For moments at a time the twitchings ceased, when the child appeared as if in coma, with respiration suspended and the pulse scarcely palpable. Two to three seconds later true convulsions of the muscles• would begin again.
This condition continued about half an hour. Ten minutes after my arrival the convulsions ceased and gave way to coma. The mother said that the child was healthy from birth, and that neither she nor her husband had had the fever. About 7 o'clock in the evening thechild had refused nourishment, and had fallen into a deep sleep, during which the paroxysm came on suddenly. The woman and her child had not left the district in which they lived for some days, and, as a result of this, I refused to make the diagnosis malaria eclarnptica, because this region is one of the most healthy in the city. Nevertheless, on account of the gravity of the case and the high temperature (rectum, 40.5°), I gave an injection into the buttock of 0.25 quinin mur. and ether, and at the same time ordered an aperient clyster and sinapisms to different parts of the body. An hour later the temperature had sunk to 38° and consciousness had returned.
The following morning I administered another injection of 0.25 quinin mur. The paroxysm did not occur.
A month later, in September, a new convulsive attack with fever, but milder than the first, occurred. Injection of 0.25 quinin. The paroxysm was not repeated. Since then the child has manifested no symptoms of recurrence.

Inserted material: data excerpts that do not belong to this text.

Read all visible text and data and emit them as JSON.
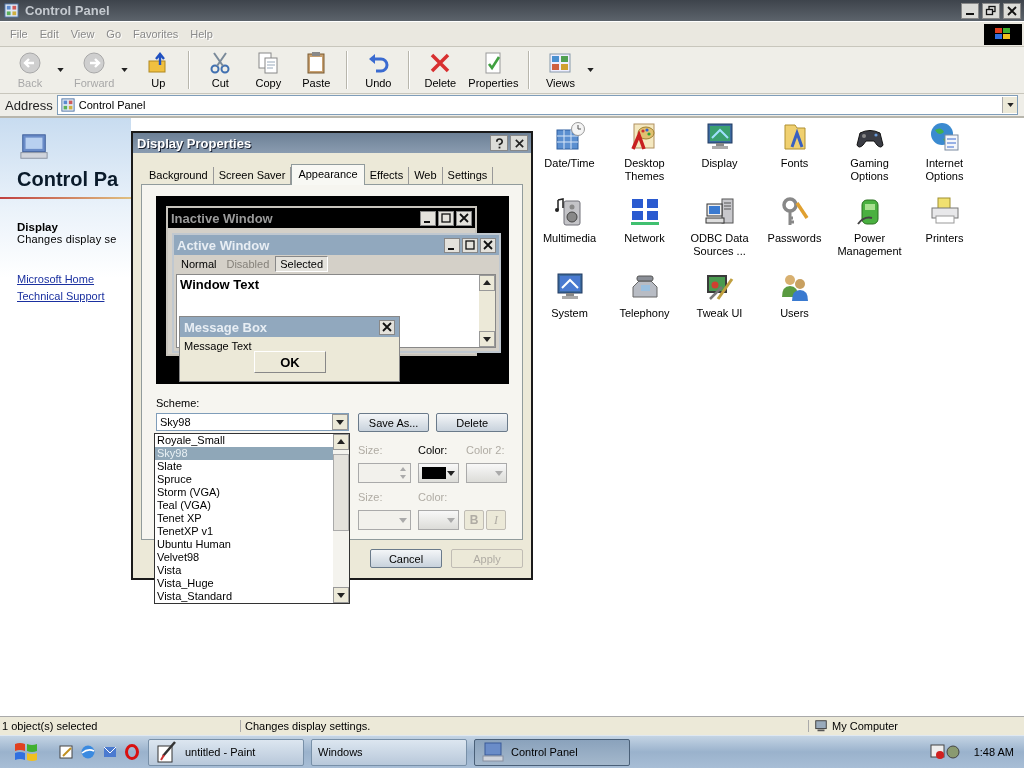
{
  "window": {
    "title": "Control Panel"
  },
  "menu": [
    "File",
    "Edit",
    "View",
    "Go",
    "Favorites",
    "Help"
  ],
  "toolbar": {
    "groups": [
      {
        "buttons": [
          {
            "kind": "back",
            "label": "Back",
            "disabled": true,
            "dropdown": true
          },
          {
            "kind": "forward",
            "label": "Forward",
            "disabled": true,
            "dropdown": true
          },
          {
            "kind": "up",
            "label": "Up",
            "disabled": false,
            "dropdown": false
          }
        ]
      },
      {
        "buttons": [
          {
            "kind": "cut",
            "label": "Cut",
            "disabled": false,
            "dropdown": false
          },
          {
            "kind": "copy",
            "label": "Copy",
            "disabled": false,
            "dropdown": false
          },
          {
            "kind": "paste",
            "label": "Paste",
            "disabled": false,
            "dropdown": false
          }
        ]
      },
      {
        "buttons": [
          {
            "kind": "undo",
            "label": "Undo",
            "disabled": false,
            "dropdown": false
          }
        ]
      },
      {
        "buttons": [
          {
            "kind": "delete",
            "label": "Delete",
            "disabled": false,
            "dropdown": false
          },
          {
            "kind": "properties",
            "label": "Properties",
            "disabled": false,
            "dropdown": false
          }
        ]
      },
      {
        "buttons": [
          {
            "kind": "views",
            "label": "Views",
            "disabled": false,
            "dropdown": true
          }
        ]
      }
    ]
  },
  "address": {
    "label": "Address",
    "value": "Control Panel"
  },
  "side_panel": {
    "title": "Control Pa",
    "selection": {
      "name": "Display",
      "description": "Changes display se"
    },
    "links": [
      "Microsoft Home",
      "Technical Support"
    ]
  },
  "icons": [
    {
      "label": "Date/Time",
      "kind": "datetime"
    },
    {
      "label": "Desktop Themes",
      "kind": "themes"
    },
    {
      "label": "Display",
      "kind": "display"
    },
    {
      "label": "Fonts",
      "kind": "fonts"
    },
    {
      "label": "Gaming Options",
      "kind": "gaming"
    },
    {
      "label": "Internet Options",
      "kind": "internet"
    },
    {
      "label": "Multimedia",
      "kind": "multimedia"
    },
    {
      "label": "Network",
      "kind": "network"
    },
    {
      "label": "ODBC Data Sources ...",
      "kind": "odbc"
    },
    {
      "label": "Passwords",
      "kind": "passwords"
    },
    {
      "label": "Power Management",
      "kind": "power"
    },
    {
      "label": "Printers",
      "kind": "printers"
    },
    {
      "label": "System",
      "kind": "system"
    },
    {
      "label": "Telephony",
      "kind": "telephony"
    },
    {
      "label": "Tweak UI",
      "kind": "tweakui"
    },
    {
      "label": "Users",
      "kind": "users"
    }
  ],
  "dialog": {
    "title": "Display Properties",
    "tabs": [
      {
        "label": "Background",
        "selected": false
      },
      {
        "label": "Screen Saver",
        "selected": false
      },
      {
        "label": "Appearance",
        "selected": true
      },
      {
        "label": "Effects",
        "selected": false
      },
      {
        "label": "Web",
        "selected": false
      },
      {
        "label": "Settings",
        "selected": false
      }
    ],
    "preview": {
      "inactive_title": "Inactive Window",
      "active_title": "Active Window",
      "menu": [
        {
          "label": "Normal",
          "kind": "normal"
        },
        {
          "label": "Disabled",
          "kind": "disabled"
        },
        {
          "label": "Selected",
          "kind": "selected"
        }
      ],
      "window_text": "Window Text",
      "message_title": "Message Box",
      "message_text": "Message Text",
      "ok_label": "OK"
    },
    "scheme": {
      "label": "Scheme:",
      "value": "Sky98",
      "options": [
        {
          "label": "Royale_Small",
          "selected": false
        },
        {
          "label": "Sky98",
          "selected": true
        },
        {
          "label": "Slate",
          "selected": false
        },
        {
          "label": "Spruce",
          "selected": false
        },
        {
          "label": "Storm (VGA)",
          "selected": false
        },
        {
          "label": "Teal (VGA)",
          "selected": false
        },
        {
          "label": "Tenet XP",
          "selected": false
        },
        {
          "label": "TenetXP v1",
          "selected": false
        },
        {
          "label": "Ubuntu Human",
          "selected": false
        },
        {
          "label": "Velvet98",
          "selected": false
        },
        {
          "label": "Vista",
          "selected": false
        },
        {
          "label": "Vista_Huge",
          "selected": false
        },
        {
          "label": "Vista_Standard",
          "selected": false
        }
      ]
    },
    "scheme_buttons": [
      "Save As...",
      "Delete"
    ],
    "item_rows": [
      {
        "fields": [
          {
            "kind": "spinner",
            "label": "Size:",
            "disabled": true
          },
          {
            "kind": "color",
            "label": "Color:",
            "disabled": false,
            "color": "#000000"
          },
          {
            "kind": "color",
            "label": "Color 2:",
            "disabled": true
          }
        ]
      },
      {
        "fields": [
          {
            "kind": "select",
            "label": "Size:",
            "disabled": true
          },
          {
            "kind": "color",
            "label": "Color:",
            "disabled": true
          },
          {
            "kind": "bold",
            "label": "B",
            "disabled": true
          },
          {
            "kind": "italic",
            "label": "I",
            "disabled": true
          }
        ]
      }
    ],
    "footer_buttons": [
      {
        "label": "Cancel",
        "disabled": false
      },
      {
        "label": "Apply",
        "disabled": true
      }
    ]
  },
  "status_bar": {
    "selection": "1 object(s) selected",
    "description": "Changes display settings.",
    "zone": "My Computer"
  },
  "taskbar": {
    "tasks": [
      {
        "label": "untitled - Paint",
        "kind": "paint",
        "selected": false
      },
      {
        "label": "Windows",
        "kind": "plain",
        "selected": false
      },
      {
        "label": "Control Panel",
        "kind": "control_panel",
        "selected": true
      }
    ],
    "clock": "1:48 AM"
  }
}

Latent malaria has likewise been observed in very young children. Whether it is as frequent as Benoit assumes must remain for the present questionable. Kingsley also claims that he frequently saw latent malaria in the form of periodic headache, cardialgia, tonsillitis, laryngitis, convulsive cough, etc. Bohn has described, in a masterly way, cases of periodic torticollis, neuralgias of the trigeminal, sciatic, and hemorrhoidal nerves, as well as cardialgias, intermittent vertigos, and psychopathies. Especially interesting is his description of a frontal neuralgia in a boy one and a half years old. Hemorrhagic diarrheas of quotidian and tertian type, with little or no fever, have been likewise described by Bohn as latent malarias. Kroner observed a frontal neuralgia, quartan in type, in a seven and a half year old girl. Old people are no more spared than other classes.
The paroxysms produced by parasites of the first group differ in no way from those in younger people. Infections with parasites of the second group run a different course only inasmuch as the symptoms, especially the fever, are much less conspicuous. On this account the disease may be apparently unimportant, and manifest itself in somnolence, slight stupor, and malaise, while in reality the danger may be imminent. The termination in these cases usually occurs after a sudden short coma. This behavior is similar to that seen in other infections (pneumonia, influenza, etc.).